Bimekizumab Achieves Dual Clearance of Nail and Skin Psoriasis
Key Takeaways
Bimekizumab outperformed adalimumab, ustekinumab, and secukinumab in achieving dual clearance of skin and nail psoriasis.
Clearance rates were maintained or improved over 3–4 years of continuous or switched treatment.
Findings highlight bimekizumab’s sustained efficacy in treating difficult-to-clear nail psoriasis.
In pooled analyses of phase III and IIIb trials, bimekizumab was associated with significantly higher rates of complete clearance of both skin and nail psoriasis compared to adalimumab, ustekinumab, and secukinumab in patients with moderate-to-severe plaque psoriasis.
The analysis included patients from the BE SURE, BE VIVID, and BE RADIANT trials and their respective open-label extensions. All patients had baseline nail involvement, defined as a modified Nail Psoriasis Severity Index (mNAPSI) >0, and continued into long-term extension studies. Complete clearance was defined as achieving both PASI 100 (100% improvement from baseline in Psoriasis Area and Severity Index) and mNAPSI 0.
During the controlled trial periods, bimekizumab-treated patients consistently demonstrated higher rates of complete skin and nail clearance:
In BE SURE (week 24), 45.8% of patients on bimekizumab achieved dual clearance versus 18.3% of those on adalimumab.
In BE VIVID (week 52), the rates were 51.1% for bimekizumab versus 26.5% for ustekinumab.
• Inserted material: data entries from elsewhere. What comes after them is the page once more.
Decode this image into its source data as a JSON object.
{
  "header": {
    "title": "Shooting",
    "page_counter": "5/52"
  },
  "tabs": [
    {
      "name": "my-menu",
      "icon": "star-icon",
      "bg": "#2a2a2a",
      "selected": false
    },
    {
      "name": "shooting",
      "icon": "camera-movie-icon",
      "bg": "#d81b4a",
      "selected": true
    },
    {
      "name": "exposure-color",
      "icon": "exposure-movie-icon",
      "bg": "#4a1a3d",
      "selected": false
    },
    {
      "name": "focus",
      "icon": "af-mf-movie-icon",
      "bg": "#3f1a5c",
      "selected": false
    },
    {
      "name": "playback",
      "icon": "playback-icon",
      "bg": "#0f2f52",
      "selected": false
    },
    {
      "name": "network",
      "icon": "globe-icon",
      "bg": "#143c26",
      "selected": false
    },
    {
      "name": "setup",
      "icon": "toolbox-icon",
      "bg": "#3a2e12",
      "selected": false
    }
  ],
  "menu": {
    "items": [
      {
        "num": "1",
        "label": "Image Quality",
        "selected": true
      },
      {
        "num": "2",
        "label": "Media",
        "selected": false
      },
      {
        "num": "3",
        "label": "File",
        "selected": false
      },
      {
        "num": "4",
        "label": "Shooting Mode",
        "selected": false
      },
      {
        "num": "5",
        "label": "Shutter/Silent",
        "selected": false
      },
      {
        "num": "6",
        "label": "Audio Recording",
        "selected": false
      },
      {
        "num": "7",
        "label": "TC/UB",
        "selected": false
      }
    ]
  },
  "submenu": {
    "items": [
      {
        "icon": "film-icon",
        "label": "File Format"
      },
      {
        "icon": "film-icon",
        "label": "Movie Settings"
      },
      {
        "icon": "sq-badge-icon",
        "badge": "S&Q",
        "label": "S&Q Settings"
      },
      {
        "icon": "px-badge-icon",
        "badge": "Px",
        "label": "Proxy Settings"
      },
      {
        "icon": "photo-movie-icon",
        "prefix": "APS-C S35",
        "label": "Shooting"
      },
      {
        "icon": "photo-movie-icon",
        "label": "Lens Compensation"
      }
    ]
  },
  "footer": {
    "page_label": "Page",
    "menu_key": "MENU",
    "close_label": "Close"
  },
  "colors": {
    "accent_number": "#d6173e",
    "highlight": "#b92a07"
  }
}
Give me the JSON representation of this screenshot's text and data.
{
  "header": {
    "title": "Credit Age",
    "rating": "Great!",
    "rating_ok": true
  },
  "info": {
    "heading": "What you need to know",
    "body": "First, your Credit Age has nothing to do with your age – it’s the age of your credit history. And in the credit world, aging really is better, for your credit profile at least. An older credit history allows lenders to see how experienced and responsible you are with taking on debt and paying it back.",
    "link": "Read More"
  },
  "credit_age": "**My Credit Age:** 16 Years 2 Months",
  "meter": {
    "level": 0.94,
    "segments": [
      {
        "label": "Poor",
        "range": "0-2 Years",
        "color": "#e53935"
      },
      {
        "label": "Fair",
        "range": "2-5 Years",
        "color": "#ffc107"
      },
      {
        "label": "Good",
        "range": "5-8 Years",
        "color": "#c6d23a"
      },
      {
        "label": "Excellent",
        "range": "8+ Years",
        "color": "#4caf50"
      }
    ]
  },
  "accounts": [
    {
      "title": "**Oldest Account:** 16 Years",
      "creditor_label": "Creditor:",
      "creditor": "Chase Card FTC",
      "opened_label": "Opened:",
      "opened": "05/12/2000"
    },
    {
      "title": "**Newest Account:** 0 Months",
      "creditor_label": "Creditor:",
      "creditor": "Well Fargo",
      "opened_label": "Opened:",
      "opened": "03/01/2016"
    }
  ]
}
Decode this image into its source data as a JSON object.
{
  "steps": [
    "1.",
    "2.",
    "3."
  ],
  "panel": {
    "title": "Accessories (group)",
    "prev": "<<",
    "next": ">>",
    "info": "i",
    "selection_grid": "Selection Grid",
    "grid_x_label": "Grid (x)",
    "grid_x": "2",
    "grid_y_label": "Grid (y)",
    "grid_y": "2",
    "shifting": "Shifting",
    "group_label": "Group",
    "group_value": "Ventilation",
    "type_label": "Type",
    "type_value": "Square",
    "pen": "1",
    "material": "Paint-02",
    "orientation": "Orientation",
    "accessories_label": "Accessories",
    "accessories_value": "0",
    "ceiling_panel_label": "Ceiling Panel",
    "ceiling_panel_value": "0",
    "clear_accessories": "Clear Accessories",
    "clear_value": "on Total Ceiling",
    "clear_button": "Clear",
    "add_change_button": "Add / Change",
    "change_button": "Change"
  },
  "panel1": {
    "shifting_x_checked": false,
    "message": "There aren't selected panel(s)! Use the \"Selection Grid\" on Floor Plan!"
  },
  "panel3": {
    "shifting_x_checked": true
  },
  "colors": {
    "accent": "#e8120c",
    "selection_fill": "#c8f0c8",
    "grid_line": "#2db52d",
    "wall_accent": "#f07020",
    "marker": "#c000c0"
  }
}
In BE RADIANT (week 48), bimekizumab reached 63.3% dual clearance versus 36.1% with secukinumab.
Long-term outcomes remained favorable for bimekizumab. At year 4 in BE SURE/BE BRIGHT, 57.7% of patients who switched from adalimumab and 49.1% of continuous bimekizumab users achieved complete skin and nail clearance. Comparable patterns were observed in BE VIVID/BE BRIGHT and BE RADIANT, with switchers and continuous users showing maintained or improved clearance rates over time.
“Numerically higher proportions of bimekizumab-treated patients achieved concurrent complete skin and nail clearance versus adalimumab, ustekinumab, and secukinumab,” the authors wrote. “Clearance rates increased following switch to bimekizumab, and were sustained long-term in both switchers to bimekizumab and continuous bimekizumab-treated patients.”